For the Ebay Car Sales Exploration, I’m trying to figure out an efficient way to clean the Column names. The solution provided as well as a similar query on the community showed a manual approach to doing so.
I was wondering if there’s more efficient ways to do so. Here’s how I’m approaching it (not all of it working code). I also used StackOverflow
My Code:
**Code for conversion to snakecase
import re
def camel_to_snake(name):
name = re.sub('(.)([A-Z][a-z]+)', r'\1_\2', name)
return re.sub('([a-z0-9])([A-Z])', r'\1_\2', name).lower()
snake_columns = []
for i in range(len(new_columns)):
snake_columns.append(camel_to_snake(new_columns[i]))
print(snake_columns[i])
That section worked perfect for me. For the other section of the exercise to rename some of the columns like: yearOfRegistration to registration_year
Is there a way you could do something like below. I.e. Replace specific values in a list with different values?
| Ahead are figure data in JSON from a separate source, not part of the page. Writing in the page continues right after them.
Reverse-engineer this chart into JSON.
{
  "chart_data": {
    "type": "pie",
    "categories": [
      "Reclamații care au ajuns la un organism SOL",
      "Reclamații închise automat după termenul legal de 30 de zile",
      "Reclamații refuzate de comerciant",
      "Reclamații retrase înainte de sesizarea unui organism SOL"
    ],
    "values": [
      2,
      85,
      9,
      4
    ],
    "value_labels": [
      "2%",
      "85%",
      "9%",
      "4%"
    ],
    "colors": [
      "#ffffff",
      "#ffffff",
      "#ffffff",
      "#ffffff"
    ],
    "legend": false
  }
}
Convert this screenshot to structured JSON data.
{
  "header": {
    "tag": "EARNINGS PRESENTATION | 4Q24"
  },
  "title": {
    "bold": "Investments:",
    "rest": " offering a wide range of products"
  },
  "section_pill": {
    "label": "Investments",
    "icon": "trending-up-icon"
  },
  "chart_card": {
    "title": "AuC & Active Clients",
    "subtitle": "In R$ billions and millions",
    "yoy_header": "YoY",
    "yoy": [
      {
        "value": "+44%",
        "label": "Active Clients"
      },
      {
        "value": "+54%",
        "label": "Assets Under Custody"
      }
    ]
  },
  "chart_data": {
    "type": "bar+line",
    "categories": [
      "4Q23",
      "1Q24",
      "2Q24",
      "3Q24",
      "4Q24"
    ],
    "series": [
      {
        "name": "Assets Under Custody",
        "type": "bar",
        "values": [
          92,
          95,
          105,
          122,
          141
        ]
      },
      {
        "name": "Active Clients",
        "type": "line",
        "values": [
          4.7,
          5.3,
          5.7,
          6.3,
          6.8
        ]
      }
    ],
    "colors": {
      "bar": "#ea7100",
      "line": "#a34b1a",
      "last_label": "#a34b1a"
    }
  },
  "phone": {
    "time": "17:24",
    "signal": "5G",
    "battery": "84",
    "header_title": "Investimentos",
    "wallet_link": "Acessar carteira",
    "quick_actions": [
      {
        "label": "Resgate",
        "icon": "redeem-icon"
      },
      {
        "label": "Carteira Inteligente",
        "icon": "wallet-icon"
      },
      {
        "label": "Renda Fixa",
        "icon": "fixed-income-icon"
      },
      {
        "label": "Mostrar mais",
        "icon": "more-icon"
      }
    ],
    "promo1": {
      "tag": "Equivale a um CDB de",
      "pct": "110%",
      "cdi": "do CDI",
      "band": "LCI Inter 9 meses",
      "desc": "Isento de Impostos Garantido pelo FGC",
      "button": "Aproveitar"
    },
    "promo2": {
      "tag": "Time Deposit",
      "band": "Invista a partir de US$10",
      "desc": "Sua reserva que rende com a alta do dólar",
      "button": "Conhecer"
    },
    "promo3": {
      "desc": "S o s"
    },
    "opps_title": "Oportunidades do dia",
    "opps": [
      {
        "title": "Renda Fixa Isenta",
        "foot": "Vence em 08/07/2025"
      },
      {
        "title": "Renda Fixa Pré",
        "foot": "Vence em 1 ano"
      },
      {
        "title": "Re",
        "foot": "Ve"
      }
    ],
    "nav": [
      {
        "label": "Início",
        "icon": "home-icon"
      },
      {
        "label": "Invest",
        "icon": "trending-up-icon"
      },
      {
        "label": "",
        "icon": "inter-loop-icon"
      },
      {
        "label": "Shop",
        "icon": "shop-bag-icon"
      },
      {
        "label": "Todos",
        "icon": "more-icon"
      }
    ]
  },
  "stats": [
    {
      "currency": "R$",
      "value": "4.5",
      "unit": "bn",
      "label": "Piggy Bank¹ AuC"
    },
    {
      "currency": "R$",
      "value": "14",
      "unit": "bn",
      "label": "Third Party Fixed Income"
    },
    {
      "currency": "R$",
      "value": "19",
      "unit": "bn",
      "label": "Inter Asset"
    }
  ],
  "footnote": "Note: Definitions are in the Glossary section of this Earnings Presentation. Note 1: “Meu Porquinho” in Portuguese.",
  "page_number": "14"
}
I would say “efficiency” in this context is not that important. Because you are not trying to repeatedly change the column names. You only, mostly, do it once.
So, picking one method that you have a clear idea of, should be fine.
But, of course, nothing wrong with trying different methods out. In this case, using replace and a dictionary should be good enough as well.
The dictionary would save the key, value pairs where the key would be the current name, and the values would be the new column names.
And then you pass the dictionary into replace. I think the stackoverflow post also suggests something similar. I would recommend checking out the documentation for replace as well.
Because you are not trying to repeatedly change the column names. You only, mostly, do it once.
Thanks for that explanation. Makes sense from a data analyst point of view. My sysadmin/devops brain wants to reduce any manual work/repetition of tasks.